AureIA
práctica

Diezmo

Práctica de ofrecer una parte de los ingresos a la obra de Dios como acto de fe, gratitud y responsabilidad.

El diezmo tiene raíces profundas en el Antiguo Testamento: Abraham ofrece un décimo de los despojos a Melquisedec (Génesis 14:20), y la Ley de Moisés estipula que un décimo de la producción de la tierra y de los rebaños sea consagrado al Señor (Levítico 27:30). La palabra 'diezmo' viene del latín decima, que significa 'décima parte'. Era una forma de reconocer que todo lo que se posee viene de Dios y pertenece, en última instancia, a Él.

Espiritualmente, el diezmo es un acto de fe que coloca el dinero en su lugar correcto: como instrumento, no como señor. Al ofrendar, el fiel declara que no es esclavo de sus bienes y que confía en la providencia de Dios. Además, el diezmo sostiene la obra de la Iglesia — el ministerio, el mantenimiento de los espacios y la caridad — haciendo del donante co-partícipe de algo mayor que sí mismo.

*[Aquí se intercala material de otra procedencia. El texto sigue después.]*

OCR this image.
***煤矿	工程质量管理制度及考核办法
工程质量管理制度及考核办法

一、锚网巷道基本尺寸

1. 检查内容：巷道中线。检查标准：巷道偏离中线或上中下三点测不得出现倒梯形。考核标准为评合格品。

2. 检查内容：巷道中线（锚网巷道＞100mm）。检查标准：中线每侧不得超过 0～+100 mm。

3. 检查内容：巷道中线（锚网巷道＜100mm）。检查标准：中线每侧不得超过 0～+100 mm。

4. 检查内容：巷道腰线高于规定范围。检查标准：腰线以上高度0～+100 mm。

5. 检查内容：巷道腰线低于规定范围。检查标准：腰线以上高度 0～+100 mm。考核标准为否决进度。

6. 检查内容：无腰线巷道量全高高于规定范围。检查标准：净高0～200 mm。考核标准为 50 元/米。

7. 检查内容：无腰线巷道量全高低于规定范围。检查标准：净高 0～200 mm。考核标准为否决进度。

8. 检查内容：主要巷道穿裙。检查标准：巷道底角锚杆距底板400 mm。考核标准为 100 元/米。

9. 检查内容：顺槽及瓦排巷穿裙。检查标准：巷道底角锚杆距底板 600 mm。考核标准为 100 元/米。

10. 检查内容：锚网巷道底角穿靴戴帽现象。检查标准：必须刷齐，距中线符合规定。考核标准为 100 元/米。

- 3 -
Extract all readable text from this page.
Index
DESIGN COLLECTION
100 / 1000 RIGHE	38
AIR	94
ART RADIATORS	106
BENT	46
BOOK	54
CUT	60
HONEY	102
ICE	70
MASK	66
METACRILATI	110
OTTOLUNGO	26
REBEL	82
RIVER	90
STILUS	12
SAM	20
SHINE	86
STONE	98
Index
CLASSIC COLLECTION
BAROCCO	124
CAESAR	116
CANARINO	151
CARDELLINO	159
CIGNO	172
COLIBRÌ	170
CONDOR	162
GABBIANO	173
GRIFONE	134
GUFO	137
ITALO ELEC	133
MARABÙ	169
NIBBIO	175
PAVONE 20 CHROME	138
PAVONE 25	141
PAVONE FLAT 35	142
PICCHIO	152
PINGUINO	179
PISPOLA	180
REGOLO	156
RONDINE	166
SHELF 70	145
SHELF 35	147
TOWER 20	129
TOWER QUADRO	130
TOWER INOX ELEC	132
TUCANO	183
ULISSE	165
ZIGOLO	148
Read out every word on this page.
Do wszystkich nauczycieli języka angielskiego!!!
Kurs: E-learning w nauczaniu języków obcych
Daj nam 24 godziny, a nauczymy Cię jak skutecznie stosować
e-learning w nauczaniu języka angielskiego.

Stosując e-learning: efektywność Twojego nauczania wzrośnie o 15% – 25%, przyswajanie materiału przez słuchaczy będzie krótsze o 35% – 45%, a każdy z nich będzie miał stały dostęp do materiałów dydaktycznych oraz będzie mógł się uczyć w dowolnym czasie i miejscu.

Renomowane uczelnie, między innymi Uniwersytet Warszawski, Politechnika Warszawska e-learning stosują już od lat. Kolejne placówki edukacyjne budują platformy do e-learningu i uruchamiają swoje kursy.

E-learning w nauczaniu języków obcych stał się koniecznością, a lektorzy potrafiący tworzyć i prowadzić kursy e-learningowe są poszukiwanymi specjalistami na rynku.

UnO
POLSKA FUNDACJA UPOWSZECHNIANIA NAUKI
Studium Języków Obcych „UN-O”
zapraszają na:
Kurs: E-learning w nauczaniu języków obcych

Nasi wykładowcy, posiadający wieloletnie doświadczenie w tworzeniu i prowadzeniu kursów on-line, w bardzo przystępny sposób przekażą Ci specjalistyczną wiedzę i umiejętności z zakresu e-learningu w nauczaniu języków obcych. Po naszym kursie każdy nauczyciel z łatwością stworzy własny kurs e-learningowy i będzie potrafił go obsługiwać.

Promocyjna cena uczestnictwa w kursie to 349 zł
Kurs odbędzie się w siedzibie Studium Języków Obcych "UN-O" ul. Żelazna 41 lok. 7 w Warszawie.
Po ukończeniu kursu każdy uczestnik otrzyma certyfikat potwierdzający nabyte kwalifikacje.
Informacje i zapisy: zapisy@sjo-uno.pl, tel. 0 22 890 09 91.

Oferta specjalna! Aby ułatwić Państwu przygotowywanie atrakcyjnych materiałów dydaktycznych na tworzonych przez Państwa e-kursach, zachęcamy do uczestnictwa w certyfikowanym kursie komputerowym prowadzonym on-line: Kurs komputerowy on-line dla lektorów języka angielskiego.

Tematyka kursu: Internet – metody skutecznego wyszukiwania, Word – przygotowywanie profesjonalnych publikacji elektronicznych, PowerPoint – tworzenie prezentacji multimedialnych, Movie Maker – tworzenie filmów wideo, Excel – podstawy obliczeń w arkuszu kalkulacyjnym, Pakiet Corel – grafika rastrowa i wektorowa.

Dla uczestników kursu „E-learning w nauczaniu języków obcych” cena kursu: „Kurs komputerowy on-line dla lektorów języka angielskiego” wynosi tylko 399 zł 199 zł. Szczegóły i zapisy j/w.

En la práctica evangélica, el diezmo es ampliamente enseñado y practicado como mandamiento válido para el cristiano de hoy, generalmente calculado sobre el ingreso bruto o neto. La ofrenda más allá del diezmo (las 'ofrendas voluntarias' o 'primicias') es igualmente valorada. En la Iglesia Católica, no existe una determinación legal del diezmo en los mismos términos, pero la doctrina de la corresponsabilidad incentiva a los fieles a contribuir generosamente a la parroquia y obras sociales. El énfasis recae menos en el porcentaje y más en la generosidad del corazón.

Cómo vivir en familia

Abra con los hijos una 'alcancía del diezmo' en casa — una parte de la mesada, del dinero de regalo o de las ganancias por tareas domésticas va en ella y es donada juntos. Conversen sobre a dónde va la ofrenda de la familia y qué ayuda a hacer. Enseñe que dar no empobrece: hagan un 'experimento de generosidad' — donen algo durante un mes y observen cómo se siente la familia.

Para explicar a los niños

El diezmo es como cuando recibes diez caramelos y separas uno para agradecer a quien te dio todos los demás. Damos una parte de lo que tenemos a la Iglesia y a quien necesita porque es una manera de decir 'gracias, Dios' y de cuidar al prójimo.

Cada uno dé como propuso en su corazón, no con tristeza ni por necesidad, porque Dios ama al dador alegre.